To be clear, not all aquatic events will be held at the new permanent aquatics center; a larger facility with 15,000 seats is also being erected for the Summer 2024 Olympics that will host the main swimming races; it will be disassembled at the conclusion of the Games. Certain swimming events are also expected to be held in a dramatically cleaned-up River Seine, which was a major aspect of Paris Mayor Anne Hildago’s bid for the event.
Inside the planned facility, a monumental wooden roof suspended over the main pool area will “strictly follow the required minimum space for tribunes, people and sightlines, thereby minimizing the amount of air that needs to be conditioned during the coming 50 years,” explains VenhoevenCS in press materials. “By using wood for this monumental structure, the proposal doubles the required minimum percentage of bio-sourced materials. The Olympic arena under the roof, with tribunes on three sides, can host 5,000 spectators around an innovative, modular, and multifunctional competition pool.”
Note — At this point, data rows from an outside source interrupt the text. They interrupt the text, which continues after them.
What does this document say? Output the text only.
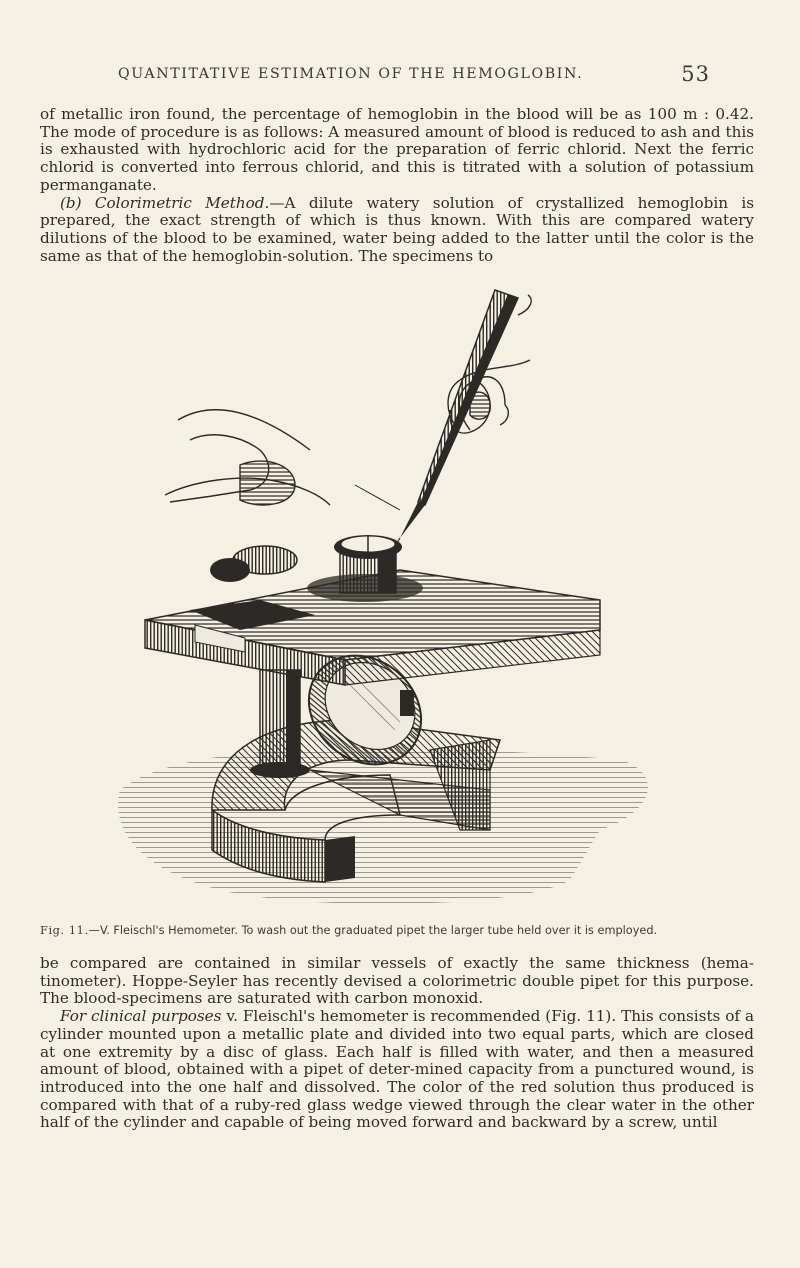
QUANTITATIVE ESTIMATION OF THE HEMOGLOBIN.	53

of metallic iron found, the percentage of hemoglobin in the blood will be as 100 m : 0.42. The mode of procedure is as follows: A measured amount of blood is reduced to ash and this is exhausted with hydrochloric acid for the preparation of ferric chlorid. Next the ferric chlorid is converted into ferrous chlorid, and this is titrated with a solution of potassium permanganate.

(b) Colorimetric Method.—A dilute watery solution of crystallized hemoglobin is prepared, the exact strength of which is thus known. With this are compared watery dilutions of the blood to be examined, water being added to the latter until the color is the same as that of the hemoglobin-solution. The specimens to

Fig. 11.—V. Fleischl's Hemometer. To wash out the graduated pipet the larger tube held over it is employed.

be compared are contained in similar vessels of exactly the same thickness (hema-tinometer). Hoppe-Seyler has recently devised a colorimetric double pipet for this purpose. The blood-specimens are saturated with carbon monoxid.

For clinical purposes v. Fleischl's hemometer is recommended (Fig. 11). This consists of a cylinder mounted upon a metallic plate and divided into two equal parts, which are closed at one extremity by a disc of glass. Each half is filled with water, and then a measured amount of blood, obtained with a pipet of deter-mined capacity from a punctured wound, is introduced into the one half and dissolved. The color of the red solution thus produced is compared with that of a ruby-red glass wedge viewed through the clear water in the other half of the cylinder and capable of being moved forward and backward by a screw, until
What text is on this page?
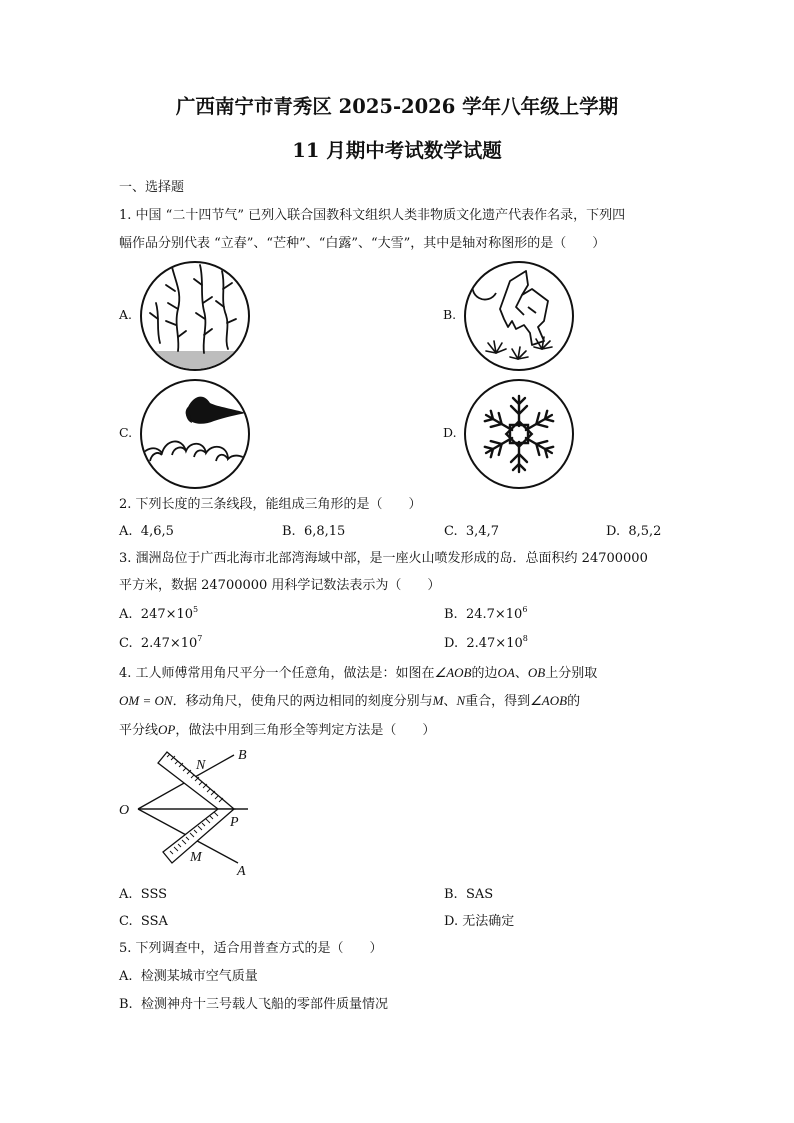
广西南宁市青秀区 2025-2026 学年八年级上学期
11 月期中考试数学试题
一、选择题
1. 中国 “二十四节气” 已列入联合国教科文组织人类非物质文化遗产代表作名录，下列四
幅作品分别代表 “立春”、“芒种”、“白露”、“大雪”，其中是轴对称图形的是（　　）
A.	B.
C.	D.
2. 下列长度的三条线段，能组成三角形的是（　　）
A. 4,6,5	B. 6,8,15	C. 3,4,7	D. 8,5,2
3. 涠洲岛位于广西北海市北部湾海域中部，是一座火山喷发形成的岛．总面积约 24700000
平方米，数据 24700000 用科学记数法表示为（　　）
A. $247\times 10^5$	B. $24.7\times 10^6$
C. $2.47\times 10^7$	D. $2.47\times 10^8$
4. 工人师傅常用角尺平分一个任意角，做法是：如图在∠AOB的边OA、OB上分别取
OM = ON．移动角尺，使角尺的两边相同的刻度分别与M、N重合，得到∠AOB的
平分线OP，做法中用到三角形全等判定方法是（　　）
B
N
O
P
M
A
A. SSS	B. SAS
C. SSA	D. 无法确定
5. 下列调查中，适合用普查方式的是（　　）
A. 检测某城市空气质量
B. 检测神舟十三号载人飞船的零部件质量情况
As VenhoevenCS points out, the arboreal nature of the building carries over to the landscape where 100 new trees will be planted in close proximity to the center in order to help “improve the quality of life and air, stimulate biodiversity, and create new ecological connections.”
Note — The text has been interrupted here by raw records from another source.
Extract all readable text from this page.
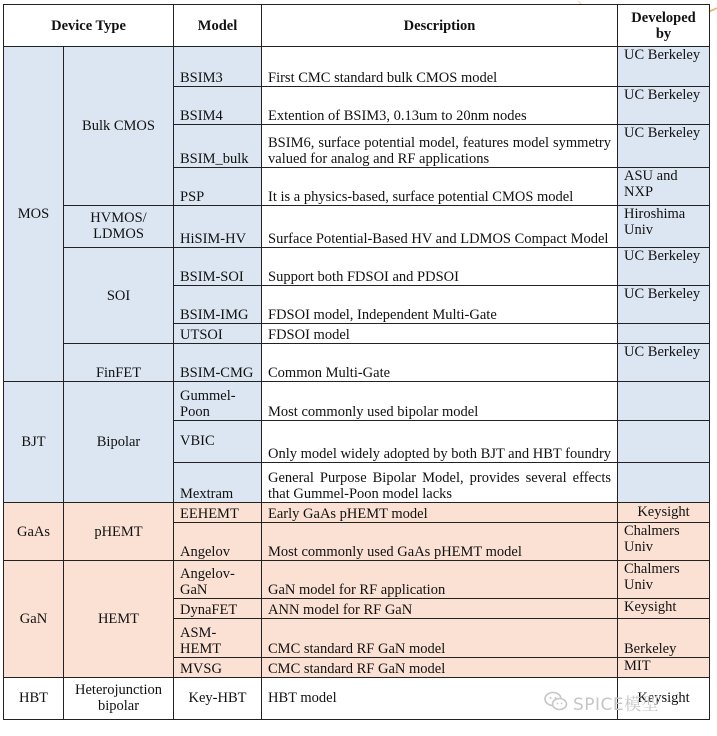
Device Type		Model	Description	Developed by
MOS	Bulk CMOS	BSIM3	First CMC standard bulk CMOS model	UC Berkeley
		BSIM4	Extention of BSIM3, 0.13um to 20nm nodes	UC Berkeley
		BSIM_bulk	BSIM6, surface potential model, features model symmetry valued for analog and RF applications	UC Berkeley
		PSP	It is a physics-based, surface potential CMOS model	ASU and NXP
	HVMOS/ LDMOS	HiSIM-HV	Surface Potential-Based HV and LDMOS Compact Model	Hiroshima Univ
	SOI	BSIM-SOI	Support both FDSOI and PDSOI	UC Berkeley
		BSIM-IMG	FDSOI model, Independent Multi-Gate	UC Berkeley
		UTSOI	FDSOI model	
	FinFET	BSIM-CMG	Common Multi-Gate	UC Berkeley
BJT	Bipolar	Gummel-Poon	Most commonly used bipolar model	
		VBIC	Only model widely adopted by both BJT and HBT foundry	
		Mextram	General Purpose Bipolar Model, provides several effects that Gummel-Poon model lacks	
GaAs	pHEMT	EEHEMT	Early GaAs pHEMT model	Keysight
		Angelov	Most commonly used GaAs pHEMT model	Chalmers Univ
GaN	HEMT	Angelov-GaN	GaN model for RF application	Chalmers Univ
		DynaFET	ANN model for RF GaN	Keysight
		ASM-HEMT	CMC standard RF GaN model	Berkeley
		MVSG	CMC standard RF GaN model	MIT
HBT	Heterojunction bipolar	Key-HBT	HBT model	Keysight
SPICE模型
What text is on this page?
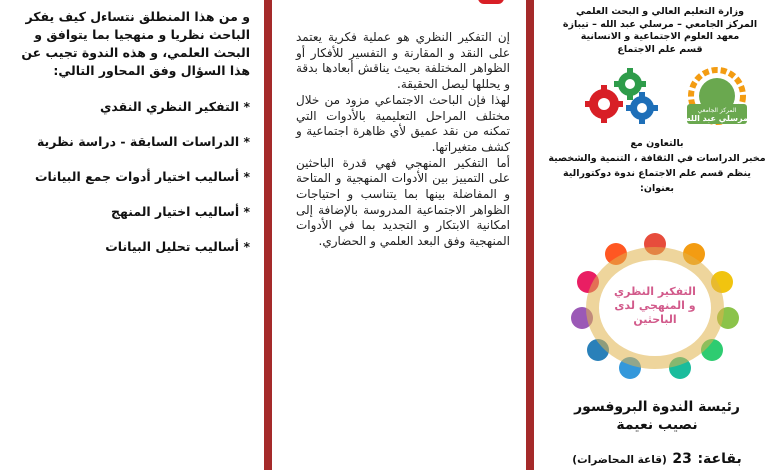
و من هذا المنطلق نتساءل كيف يفكر الباحث نظريا و منهجيا بما يتوافق و البحث العلمي، و هذه الندوة تجيب عن هذا السؤال وفق المحاور التالي:
* التفكير النظري النقدي
* الدراسات السابقة - دراسة نظرية
* أساليب اختيار أدوات جمع البيانات
* أساليب اختيار المنهج
* أساليب تحليل البيانات

إن التفكير النظري هو عملية فكرية يعتمد على النقد و المقارنة و التفسير للأفكار أو الظواهر المختلفة بحيث يناقش أبعادها بدقة و يحللها ليصل الحقيقة.

لهذا فإن الباحث الاجتماعي مزود من خلال مختلف المراحل التعليمية بالأدوات التي تمكنه من نقد عميق لأي ظاهرة اجتماعية و كشف متغيراتها.

أما التفكير المنهجي فهي قدرة الباحثين على التمييز بين الأدوات المنهجية و المتاحة و المفاضلة بينها بما يتناسب و احتياجات الظواهر الاجتماعية المدروسة بالإضافة إلى امكانية الابتكار و التجديد بما في الأدوات المنهجية وفق البعد العلمي و الحضاري.

وزارة التعليم العالي و البحث العلمي
المركز الجامعي – مرسلي عبد الله – تيبازة
معهد العلوم الاجتماعية و الانسانية
قسم علم الاجتماع
المركز الجامعي
مرسلي عبد الله
بالتعاون مع
مخبر الدراسات في الثقافة ، التنمية والشخصية
ينظم قسم علم الاجتماع ندوة دوكتورالية
بعنوان:
التفكير النظري
و المنهجي لدى
الباحثين
رئيسة الندوة البروفسور
نصيب نعيمة
بقاعة: 23 (قاعة المحاضرات)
Atop the undulating roof will be a massive solar array—one of the largest in all of France, per the designers—that will enable the building to generate 25 percent of all required electricity production needed. Combined, on- and off-site renewable or recovered energy sources will provide an estimated 90 percent of the building’s formidable energy needs. An innovative water reuse system will also help keep the center’s water usage to a minimum while still meeting hygienic standards needed for such a large and busy aquatic facility. Wood waste sourced from local demolition and construction sites as well as upcycled plastic furnishings also play heavily into the building’s proposed design.
“[It] is a balanced ecosystem in itself,” says the designers of the ultra-sustainable new facility. “ It shows how sustainable design concepts can evolve in new architectural aesthetics that contribute to the improvement of the quality of life in our cities.”